CBIC Eliminates 18% GST for Small Taxpayers Renting Commercial Spaces
The Central Board of Indirect Taxes and Customs (CBIC) has announced a significant relief for small taxpayers under the composition scheme by removing the 18% Goods and Services Tax (GST) on rent for leased premises, particularly when leased from property owners who are not registered under GST. This move is expected to provide substantial support to small businesses, especially in the restaurant and service sectors.
In October 2024, new GST regulations were introduced, requiring GST-registered tenants to pay 18% GST through the reverse charge mechanism (RCM) when renting commercial spaces from unregistered property owners. This regulation created significant challenges for small businesses, as they were required to pay GST upfront, without being able to claim input tax credit (ITC). The inability to offset the tax led to cash flow issues, especially for businesses under the composition scheme, whose annual turnover is below Rs 1.5 crore.
Under the composition scheme, businesses pay a simplified tax ranging from 1% to 6% of their turnover, depending on the type of business. However, the 18% GST on rent created a severe cash crunch, particularly for small traders, restaurant owners, and service providers, as they had to pay the GST without any possibility of reclaiming it. Chartered accountant Karim Lakhani highlighted the financial strain caused by this, stressing that the impact on small businesses was considerable due to the working capital shortage.

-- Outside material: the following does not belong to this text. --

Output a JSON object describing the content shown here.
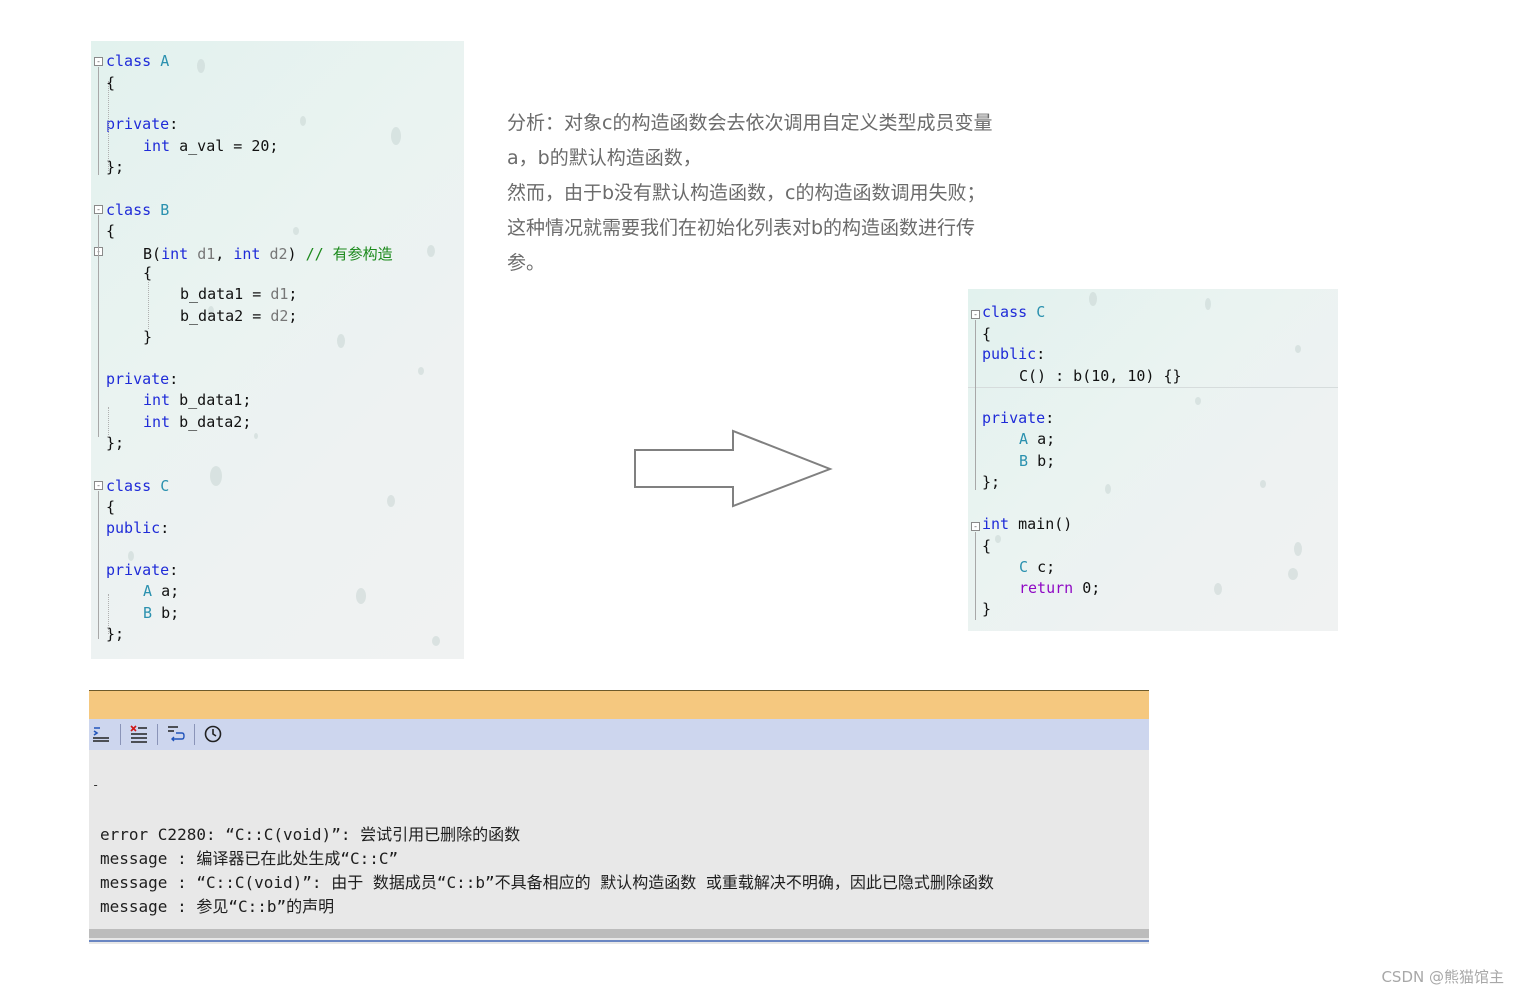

The new decision by the CBIC eliminates the requirement for small taxpayers under the composition scheme to pay GST under RCM when renting from unregistered property owners. This change, effective from October 10, 2024, will provide immediate relief to affected businesses. By removing the upfront GST payment requirement, the CBIC aims to reduce the financial burden on small businesses, which have been struggling with the increased tax liability.
This adjustment is expected to ease the financial pressure on a wide range of small traders, manufacturers, and restaurants. Many of these businesses were previously dealing with cash flow challenges due to the additional GST liability. The CBIC’s decision is seen as part of a broader effort to support small businesses, streamline tax procedures, and reduce unnecessary financial strain on them.
By addressing the difficulties faced by small businesses, the move is likely to encourage growth and stability in these sectors, which are crucial to the economy. As businesses can now avoid paying the 18% GST upfront, it is expected to help improve their cash flow and allow them to invest more in their operations and growth. This step by the CBIC is one of the many efforts that aim to create a more conducive environment for small businesses to thrive and contribute to the overall economic development of the country.